The organization is dedicated to encouraging girls from grades 3-8 to develop self-respect and a healthy lifestyle through running. Designed as an after-school program, the curriculum attempts to address all aspects of girls’ development — physical, emotional, mental, social and spiritual — and ultimately seeks to use conversation-based lessons and running games to inspire confidence, happiness and health. Many program participants believe that the the organization’s tagline says it all — “Learn. Dream. Live. Run.”
“Running has always given me a great sense of accomplishment,” Judelson said. “I remember when I started running and thought about running longer distances. I often wondered if I could do it. However, I realized over time that I can do it and that feeling of confidence and achievement has carried over into other aspects of my life.”
Since Lesley Osborn and Janeen Eckert have children attending the Pear Tree Point School and Maija Judelson and Millyn Gaaserud have children at Tokeneke School, the women agreed that these two schools should be their primary focus. The four women scheduled numerous meetings with the principals and Parent Teacher Organizations while simultaneously getting certified as coaches with the Girls on the Run program so that they would be prepared to implement the curriculum.
Now, after months of hard work, planning and discussion, Girls on the Run will arrive this September at Pear Tree Point and Tokeneke.
“We are very pleased to offer Girls on the Run as a new enrichment offering at Pear Tree Point School thanks to the initiative of parents Lesley Osborn and Janeen Eckert,” said David Trigaux, headmaster of Pear Tree Point. “Healthy living, a balanced life and positive attitudes are key to helping children develop their potential. We are glad that our students will have a chance to participate in this worthwhile program that embodies these values.”
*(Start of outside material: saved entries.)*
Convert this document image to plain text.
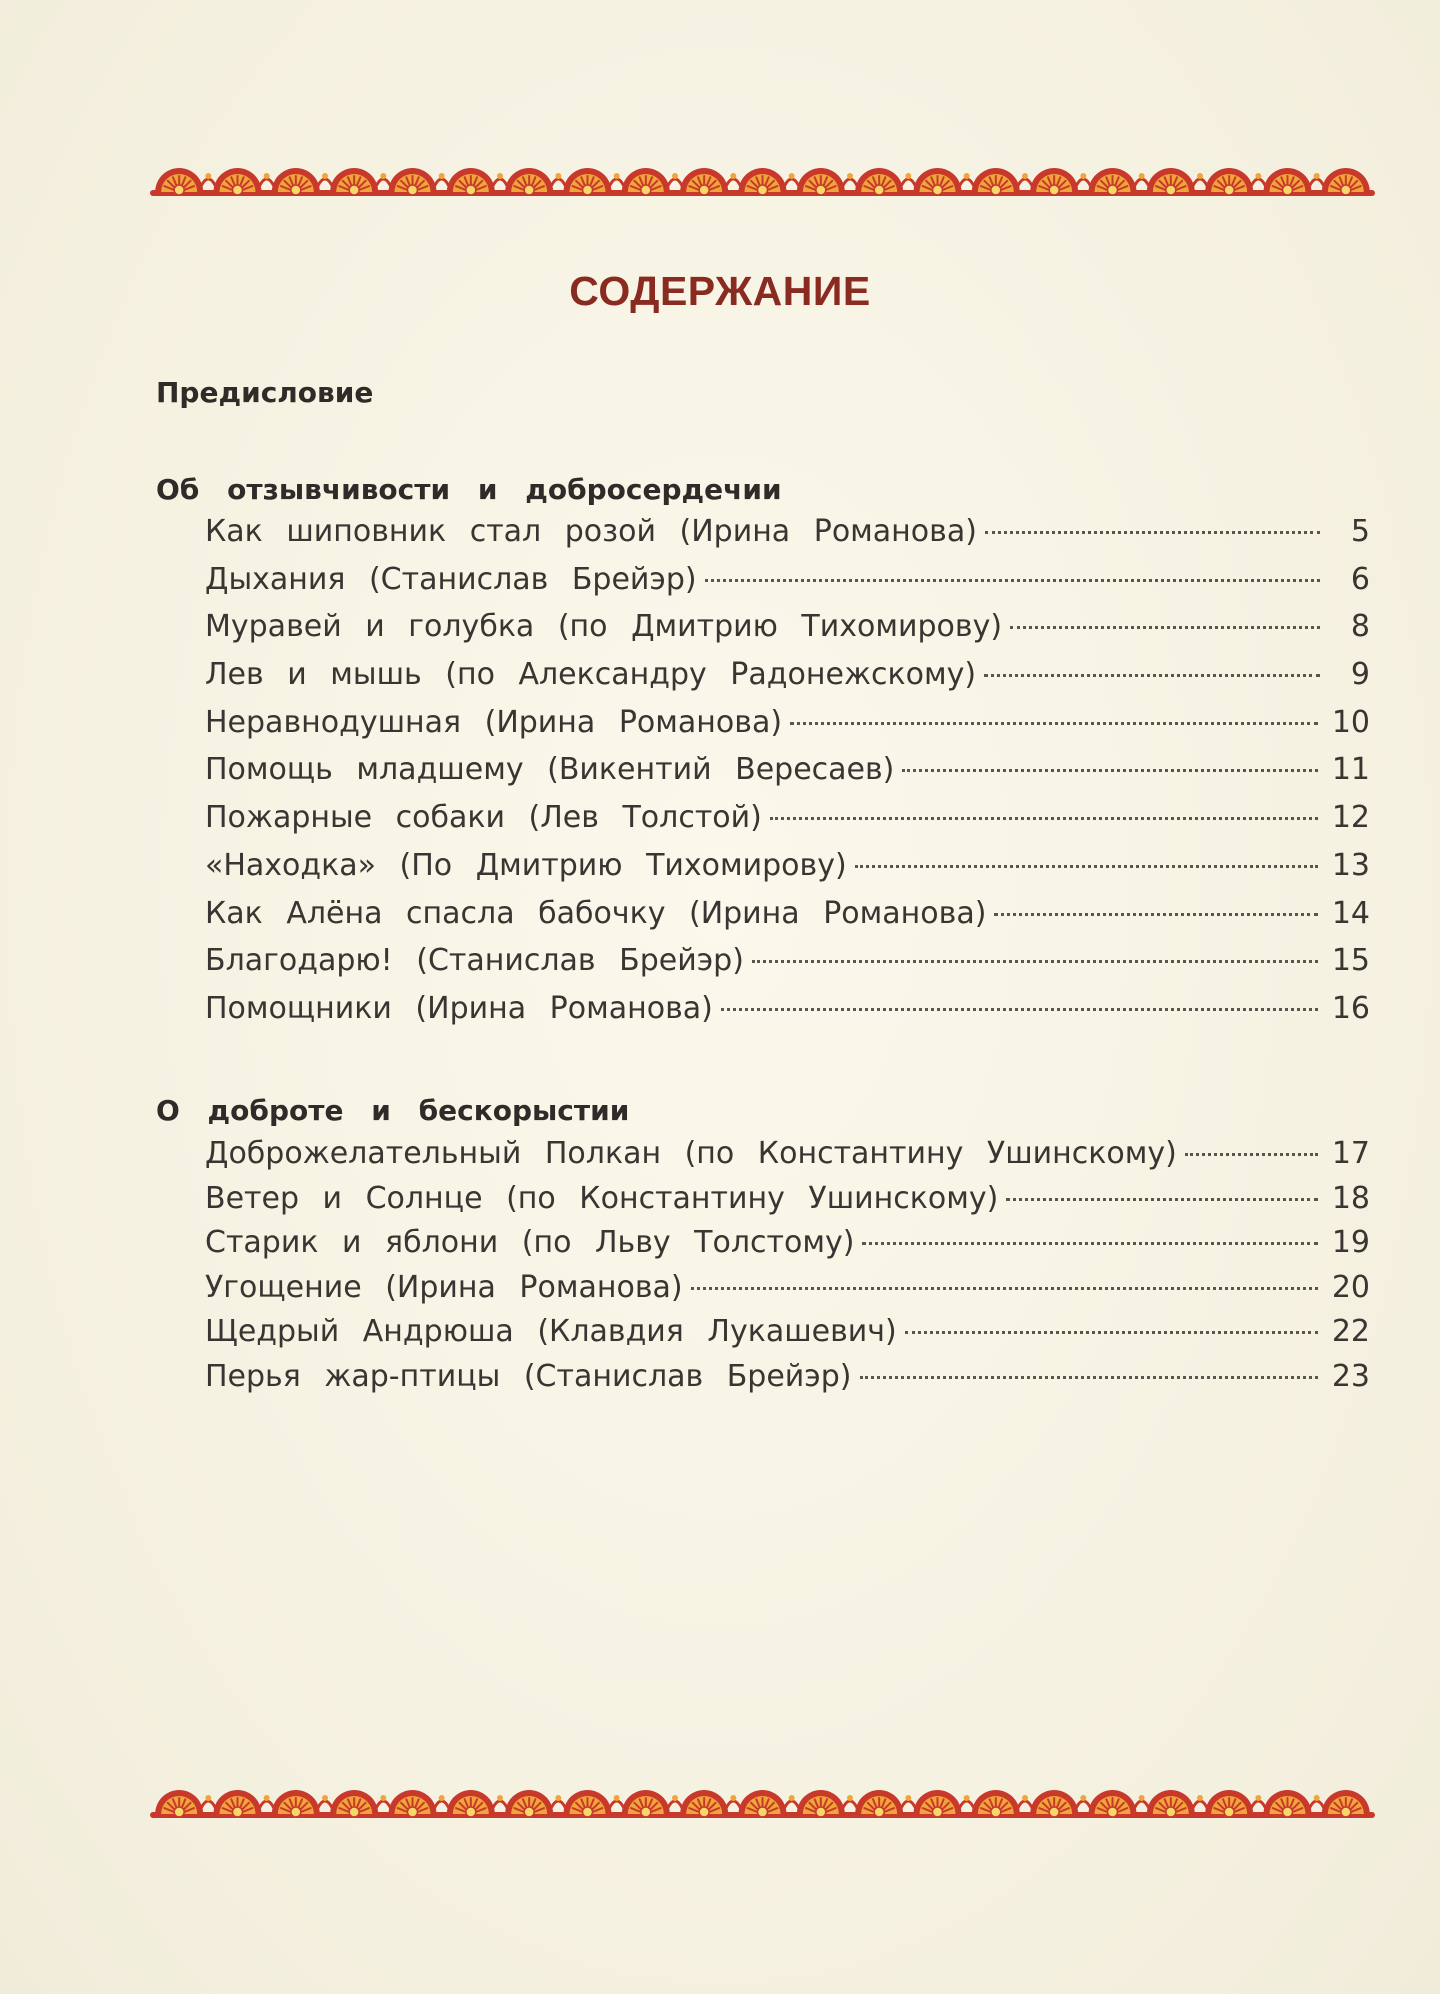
СОДЕРЖАНИЕ
Предисловие
Об отзывчивости и добросердечии
Как шиповник стал розой (Ирина Романова)	5
Дыхания (Станислав Брейэр)	6
Муравей и голубка (по Дмитрию Тихомирову)	8
Лев и мышь (по Александру Радонежскому)	9
Неравнодушная (Ирина Романова)	10
Помощь младшему (Викентий Вересаев)	11
Пожарные собаки (Лев Толстой)	12
«Находка» (По Дмитрию Тихомирову)	13
Как Алёна спасла бабочку (Ирина Романова)	14
Благодарю! (Станислав Брейэр)	15
Помощники (Ирина Романова)	16
О доброте и бескорыстии
Доброжелательный Полкан (по Константину Ушинскому)	17
Ветер и Солнце (по Константину Ушинскому)	18
Старик и яблони (по Льву Толстому)	19
Угощение (Ирина Романова)	20
Щедрый Андрюша (Клавдия Лукашевич)	22
Перья жар-птицы (Станислав Брейэр)	23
Girls who participate in the program can expect to meet twice a week in small teams for a total of 10 weeks. Each session will be split into games and discussion that will address three issues: understanding ourselves, valuing relationships and teamwork, and understanding how we connect with and shape the world at large. Some of the topics the groups will address include, Celebrating and Sharing our Strengths, Beware of Bullies, the Importance of Slowing Down, Gossiping Hurts Everyone, and Standing up to Peer Pressure.
In addition to the bi-weekly meetings, program participants will take part in a community service activity together, and at the conclusion of the 10-week program will also run a 5-K event together.
Registration for Girls on the Run began on the first day of school — Monday, Aug. 27. Team meetings officially begin the week of Sept. 17.